The John P. and Kathrine G. McGovern Medical School, Department of Pediatrics, 6410 Fannin St Ste 1425, Houston, TX 77030, USA; Texas Forensic Nurse Examiners, 2990 Richmond Ste 180, Houston, TX 77098, USA.
Child Abuse Negl. 2024 Jan;147:106525. doi: 10.1016/j.chiabu.2023.106525. Epub 2023 Nov 9.
Texas Forensic Nurse Examiners (TXFNE) performs routine testing of genital and non-genital sites for Chlamydia trachomatis (CT) and Neisseria gonorrhoeae (NG), and further testing for other sexually transmitted pathogens. The current Centers for Disease Control and Prevention (CDC) guidelines recommend that testing be based primarily on patient history of type of sexual contact, patient age, community prevalence of sexually transmitted infections (STIs), perpetrator risk factors for STIs, and patient symptoms (Centers for Disease Control and Prevention, 2021). In this study, we were interested in determining whether our practice of testing all sites in all prepubertal patients presenting for sexual abuse for CT and NG resulted in identification of infections that would have been missed if testing had been limited to disclosed sites of sexual contact.
We conducted a retrospective chart review of all children younger than 14 years who presented to a clinical or hospital site for evaluation by TXFNE in Harris County or surrounding counties during the period January 2020-December 2021.

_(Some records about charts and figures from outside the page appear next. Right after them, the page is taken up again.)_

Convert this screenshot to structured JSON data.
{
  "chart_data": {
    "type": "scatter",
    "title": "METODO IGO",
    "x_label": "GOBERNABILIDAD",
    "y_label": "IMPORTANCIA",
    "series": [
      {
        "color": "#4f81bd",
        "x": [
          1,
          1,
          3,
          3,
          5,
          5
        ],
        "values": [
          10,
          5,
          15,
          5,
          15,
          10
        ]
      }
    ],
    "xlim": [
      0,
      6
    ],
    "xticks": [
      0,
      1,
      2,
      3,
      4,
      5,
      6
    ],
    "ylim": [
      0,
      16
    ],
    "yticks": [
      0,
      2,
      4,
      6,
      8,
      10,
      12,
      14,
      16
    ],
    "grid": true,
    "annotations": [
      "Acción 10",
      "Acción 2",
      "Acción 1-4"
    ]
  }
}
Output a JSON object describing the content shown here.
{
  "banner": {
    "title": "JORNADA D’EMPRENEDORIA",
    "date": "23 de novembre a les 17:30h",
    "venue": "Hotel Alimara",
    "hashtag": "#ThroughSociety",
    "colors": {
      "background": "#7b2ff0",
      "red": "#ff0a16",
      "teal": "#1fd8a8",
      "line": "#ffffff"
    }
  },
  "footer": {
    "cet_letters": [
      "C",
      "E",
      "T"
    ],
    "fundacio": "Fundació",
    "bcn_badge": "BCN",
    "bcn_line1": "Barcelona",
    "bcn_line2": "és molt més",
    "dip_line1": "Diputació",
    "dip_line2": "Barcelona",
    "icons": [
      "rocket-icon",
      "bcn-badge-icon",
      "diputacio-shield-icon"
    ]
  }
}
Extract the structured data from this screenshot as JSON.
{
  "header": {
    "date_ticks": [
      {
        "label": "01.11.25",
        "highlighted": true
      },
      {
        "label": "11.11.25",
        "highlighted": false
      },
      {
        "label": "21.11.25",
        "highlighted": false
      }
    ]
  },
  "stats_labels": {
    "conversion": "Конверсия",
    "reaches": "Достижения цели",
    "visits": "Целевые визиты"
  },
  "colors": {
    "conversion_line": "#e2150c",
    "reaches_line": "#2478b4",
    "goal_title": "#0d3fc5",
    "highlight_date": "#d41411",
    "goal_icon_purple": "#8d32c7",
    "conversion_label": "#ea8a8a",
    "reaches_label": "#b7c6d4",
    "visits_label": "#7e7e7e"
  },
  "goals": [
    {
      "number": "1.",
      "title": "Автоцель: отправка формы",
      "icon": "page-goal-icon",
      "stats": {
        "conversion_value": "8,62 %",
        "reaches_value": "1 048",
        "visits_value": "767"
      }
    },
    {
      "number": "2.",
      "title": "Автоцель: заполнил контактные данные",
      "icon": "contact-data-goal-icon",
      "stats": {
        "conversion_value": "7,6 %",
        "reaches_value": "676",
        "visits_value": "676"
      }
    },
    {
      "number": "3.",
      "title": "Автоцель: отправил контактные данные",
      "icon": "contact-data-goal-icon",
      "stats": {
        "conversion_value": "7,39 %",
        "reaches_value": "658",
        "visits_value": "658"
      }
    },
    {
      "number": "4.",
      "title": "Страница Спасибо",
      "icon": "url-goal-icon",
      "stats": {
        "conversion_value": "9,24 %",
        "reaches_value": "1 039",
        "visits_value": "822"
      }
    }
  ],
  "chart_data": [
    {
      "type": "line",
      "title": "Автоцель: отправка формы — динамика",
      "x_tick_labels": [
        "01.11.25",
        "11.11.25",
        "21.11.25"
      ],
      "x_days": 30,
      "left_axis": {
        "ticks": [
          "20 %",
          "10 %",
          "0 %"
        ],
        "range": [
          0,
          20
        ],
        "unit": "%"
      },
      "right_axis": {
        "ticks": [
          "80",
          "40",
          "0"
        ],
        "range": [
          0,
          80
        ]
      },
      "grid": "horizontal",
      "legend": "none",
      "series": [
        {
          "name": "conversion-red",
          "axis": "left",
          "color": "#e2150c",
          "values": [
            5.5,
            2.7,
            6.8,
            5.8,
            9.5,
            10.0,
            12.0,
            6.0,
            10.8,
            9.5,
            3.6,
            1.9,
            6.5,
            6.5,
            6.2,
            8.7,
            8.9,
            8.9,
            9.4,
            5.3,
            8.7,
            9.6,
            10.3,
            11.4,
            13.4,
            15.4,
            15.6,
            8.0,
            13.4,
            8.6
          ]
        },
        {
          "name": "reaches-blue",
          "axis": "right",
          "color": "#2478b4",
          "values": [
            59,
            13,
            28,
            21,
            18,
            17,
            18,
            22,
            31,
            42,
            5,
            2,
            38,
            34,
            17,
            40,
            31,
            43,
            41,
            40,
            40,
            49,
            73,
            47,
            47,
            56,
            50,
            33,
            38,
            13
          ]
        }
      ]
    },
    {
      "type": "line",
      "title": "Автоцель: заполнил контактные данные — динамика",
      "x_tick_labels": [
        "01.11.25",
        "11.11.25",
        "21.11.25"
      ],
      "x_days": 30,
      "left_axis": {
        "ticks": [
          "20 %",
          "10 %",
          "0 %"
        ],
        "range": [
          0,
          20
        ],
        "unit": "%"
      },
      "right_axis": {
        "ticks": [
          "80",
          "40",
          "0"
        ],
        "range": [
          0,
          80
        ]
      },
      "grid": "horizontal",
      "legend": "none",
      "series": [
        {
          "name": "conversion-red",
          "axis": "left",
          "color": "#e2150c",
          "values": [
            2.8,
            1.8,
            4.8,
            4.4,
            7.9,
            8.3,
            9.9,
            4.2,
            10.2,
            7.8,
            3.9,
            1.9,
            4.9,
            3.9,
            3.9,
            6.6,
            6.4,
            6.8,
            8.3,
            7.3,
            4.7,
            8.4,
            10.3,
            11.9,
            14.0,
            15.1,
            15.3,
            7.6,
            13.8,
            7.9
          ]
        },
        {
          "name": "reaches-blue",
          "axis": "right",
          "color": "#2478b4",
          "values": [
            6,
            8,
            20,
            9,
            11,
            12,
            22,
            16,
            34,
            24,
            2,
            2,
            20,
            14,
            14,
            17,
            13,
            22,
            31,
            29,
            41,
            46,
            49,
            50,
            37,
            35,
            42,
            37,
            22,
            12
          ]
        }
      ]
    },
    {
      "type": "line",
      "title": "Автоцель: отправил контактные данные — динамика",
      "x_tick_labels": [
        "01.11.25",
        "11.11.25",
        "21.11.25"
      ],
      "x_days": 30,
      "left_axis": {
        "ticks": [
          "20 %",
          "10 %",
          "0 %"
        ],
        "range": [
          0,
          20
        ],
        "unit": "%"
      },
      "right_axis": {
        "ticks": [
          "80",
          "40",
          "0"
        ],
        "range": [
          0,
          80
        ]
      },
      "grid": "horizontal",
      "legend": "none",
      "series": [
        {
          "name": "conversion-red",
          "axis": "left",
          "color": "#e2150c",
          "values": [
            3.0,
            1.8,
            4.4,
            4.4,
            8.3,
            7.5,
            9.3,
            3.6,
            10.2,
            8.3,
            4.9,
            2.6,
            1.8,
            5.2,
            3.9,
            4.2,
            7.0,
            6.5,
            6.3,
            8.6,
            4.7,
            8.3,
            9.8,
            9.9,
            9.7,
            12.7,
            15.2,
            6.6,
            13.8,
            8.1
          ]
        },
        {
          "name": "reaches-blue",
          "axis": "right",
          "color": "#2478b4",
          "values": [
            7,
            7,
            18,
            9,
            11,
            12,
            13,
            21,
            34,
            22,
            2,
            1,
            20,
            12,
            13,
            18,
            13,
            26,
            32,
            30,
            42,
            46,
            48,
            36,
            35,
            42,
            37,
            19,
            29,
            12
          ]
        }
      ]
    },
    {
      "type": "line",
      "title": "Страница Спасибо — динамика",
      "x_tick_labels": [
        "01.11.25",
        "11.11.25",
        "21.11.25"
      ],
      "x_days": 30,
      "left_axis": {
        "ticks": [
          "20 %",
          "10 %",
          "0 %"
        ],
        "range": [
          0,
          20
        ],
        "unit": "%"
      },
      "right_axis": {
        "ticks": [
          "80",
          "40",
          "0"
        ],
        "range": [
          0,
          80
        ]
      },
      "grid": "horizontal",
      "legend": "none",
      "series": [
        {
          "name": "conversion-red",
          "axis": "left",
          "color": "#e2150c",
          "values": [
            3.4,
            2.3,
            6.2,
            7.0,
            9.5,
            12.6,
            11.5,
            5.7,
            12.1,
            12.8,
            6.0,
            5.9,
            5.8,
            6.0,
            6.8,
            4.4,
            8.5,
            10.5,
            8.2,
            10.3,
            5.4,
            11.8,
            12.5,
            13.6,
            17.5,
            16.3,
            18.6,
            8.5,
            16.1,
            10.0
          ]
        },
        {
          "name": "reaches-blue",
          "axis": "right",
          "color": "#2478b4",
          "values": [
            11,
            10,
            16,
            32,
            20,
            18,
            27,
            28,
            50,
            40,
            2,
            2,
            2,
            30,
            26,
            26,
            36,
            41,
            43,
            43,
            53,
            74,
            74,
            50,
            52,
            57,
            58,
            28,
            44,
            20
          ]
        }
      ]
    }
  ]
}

Of the 675 patients tested, 61 patients (9 %) had genital injuries and 45 patients (7 %) had either reported symptoms or examination findings consistent with possible STI infection. There were 11 patients who had positive gonorrhea and/or chlamydia results. Of the 11 patients with a positive result, 10 patients' reported history of type of contact did not fully match sites that tested positive. Diagnosis of STI infection would have been missed for 5 patients if testing had been limited to the disclosed sites of sexual contact.
Positive results for CT and NG at undisclosed body sites in children presenting with concern for sexual abuse most likely represent infection from sexual contact. Limiting STI testing based on disclosed contact may lead to missed NG and CT infections in prepubertal patients with concern for sexual abuse. This can lead to delayed treatment of the infection and a missed opportunity to ensure the safety of the child.
德克萨斯法医检查官(TXFNE)对生殖道和非生殖道部位进行沙眼衣原体(CT)和淋病奈瑟菌(NG)的常规检测,并进一步检测其他性传播病原体。目前,疾病控制与预防中心(CDC)的指南建议,检测主要基于患者的性接触类型、患者年龄、性传播感染(STI)的社区流行率、性传播感染的肇事者风险因素和患者症状(疾病控制与预防中心,2021)。在这项研究中,我们感兴趣的是确定我们对所有因性虐待而就诊的青春期前患者的所有部位进行 CT 和 NG 检测的做法是否会发现,如果仅对已披露的性接触部位进行检测,就会错过的感染。
我们对 2020 年 1 月至 2021 年 12 月期间在哈里斯县或周边县的临床或医院就诊的所有 14 岁以下儿童进行了回顾性病历审查。
在 675 名接受检测的患者中,有 61 名(9%)有生殖器损伤,45 名(7%)有报告的症状或检查结果与可能的 STI 感染一致。有 11 名患者淋病和/或衣原体检测结果阳性。在 11 名阳性结果患者中,有 10 名患者的接触史报告不完全与阳性检测部位匹配。如果仅对已披露的性接触部位进行检测,将有 5 名患者的 STI 感染诊断被遗漏。
在因性虐待而就诊的儿童中,未披露的身体部位出现 CT 和 NG 阳性结果,最有可能代表来自性接触的感染。基于已披露的接触来限制 STI 检测可能导致青春期前因性虐待而就诊的患者中淋病奈瑟菌和衣原体的感染被遗漏。这可能导致感染的治疗延迟,并错失确保儿童安全的机会。